Мозг был далеко, его башня недоступна, но перед ним был его посланец, и ненависть, что переполняла его, бросила его на стражника. Он прыгнул, ударил плечом стражника в грудь.

Стражник не ожидал нападения. Он давно уже носил крест на груди и не раз и не два выдергивал кирдов из их привычного существования. Кто там у них оказывался дефом – это уже было не его дело. Но все без исключения цепенели, когда видели перед собой грозный бело-голубой крест, и покорно шли за ним.

«За мной!» – командовал он, и те, кому он приказывал следовать за ним, послушно шли. Он даже редко брал их за руку, потому что им и в голову не приходило ослушаться. Он был стражником, он выполнял приказы Творца, а потому никто не смел сопротивляться.

Поэтому стражник не ожидал нападения, и удар ошеломил его. Он покачнулся, но удержался на ногах. На какую-то долю секунды он сконцентрировал все свое внимание на сохранении равновесия, и это-то и дало возможность бывшему начальнику стражи вырвать из рук врага трубку. Он направил ее на стражника.
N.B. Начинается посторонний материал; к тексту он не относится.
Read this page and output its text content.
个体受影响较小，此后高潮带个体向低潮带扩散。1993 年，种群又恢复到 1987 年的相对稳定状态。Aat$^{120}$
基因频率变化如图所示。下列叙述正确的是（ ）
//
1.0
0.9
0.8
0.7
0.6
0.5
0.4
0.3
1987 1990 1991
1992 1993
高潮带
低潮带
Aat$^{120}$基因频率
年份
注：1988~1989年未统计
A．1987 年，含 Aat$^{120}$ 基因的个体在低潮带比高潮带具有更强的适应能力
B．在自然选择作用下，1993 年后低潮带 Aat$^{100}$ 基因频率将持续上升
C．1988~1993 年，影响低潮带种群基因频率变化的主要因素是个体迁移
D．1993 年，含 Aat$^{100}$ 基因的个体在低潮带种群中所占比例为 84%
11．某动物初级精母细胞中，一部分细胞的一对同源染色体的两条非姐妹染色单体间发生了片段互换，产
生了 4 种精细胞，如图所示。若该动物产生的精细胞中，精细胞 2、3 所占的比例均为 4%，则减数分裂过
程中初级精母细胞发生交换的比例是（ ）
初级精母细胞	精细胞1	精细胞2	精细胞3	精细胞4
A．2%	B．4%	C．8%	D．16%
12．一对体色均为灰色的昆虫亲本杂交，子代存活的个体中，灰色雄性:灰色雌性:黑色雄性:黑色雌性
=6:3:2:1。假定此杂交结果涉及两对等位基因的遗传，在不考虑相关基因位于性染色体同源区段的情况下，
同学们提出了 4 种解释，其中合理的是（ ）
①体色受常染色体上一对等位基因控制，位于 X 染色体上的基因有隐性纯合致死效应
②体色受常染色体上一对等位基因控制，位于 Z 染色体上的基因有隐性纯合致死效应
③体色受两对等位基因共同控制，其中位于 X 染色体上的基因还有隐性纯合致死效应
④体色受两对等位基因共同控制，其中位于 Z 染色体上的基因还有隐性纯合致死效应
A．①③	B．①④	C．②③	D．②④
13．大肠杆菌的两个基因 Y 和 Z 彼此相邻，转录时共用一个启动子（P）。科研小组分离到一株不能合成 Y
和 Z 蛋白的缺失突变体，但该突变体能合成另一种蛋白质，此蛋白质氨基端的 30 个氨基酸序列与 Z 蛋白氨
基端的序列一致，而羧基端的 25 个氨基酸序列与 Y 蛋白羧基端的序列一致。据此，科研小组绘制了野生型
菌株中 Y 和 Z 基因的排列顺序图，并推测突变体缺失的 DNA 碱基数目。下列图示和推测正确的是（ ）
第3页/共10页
– Ты!.. – завопил стражник и кинулся на него, но голубой луч трубки вспыхнул на мгновение ярким пятном на его голове, прожег ее оболочку, расплавил и испарил схемы его мозга.

Стражник еще двигался, но лишь по инерции, работой его двигателей никто больше не управлял, и никто не координировал их взаимодействие. Долю секунды сила инерции боролась с силой тяжести, но только долю. Сила тяжести победила, стражник рухнул с грохотом на ступеньки и медленно скатился вниз.

Бывший Двести семьдесят четвертый стоял на лестнице, сжимая в руке трубку. Ярость стремительного боя прошла, он, казалось, дал выход и ненависти к Мозгу, которая переполняла его.

Далеко ему не уйти. Раз они уже узнали, что его еще не сунули под пресс, на станцию послали не одного стражника. Тот, который занял его место, уж постарается выслужиться. Всю, наверное, стражу стянул сюда.

Недолгой получилась отсрочка. Мозг победил. Сила всегда побеждает.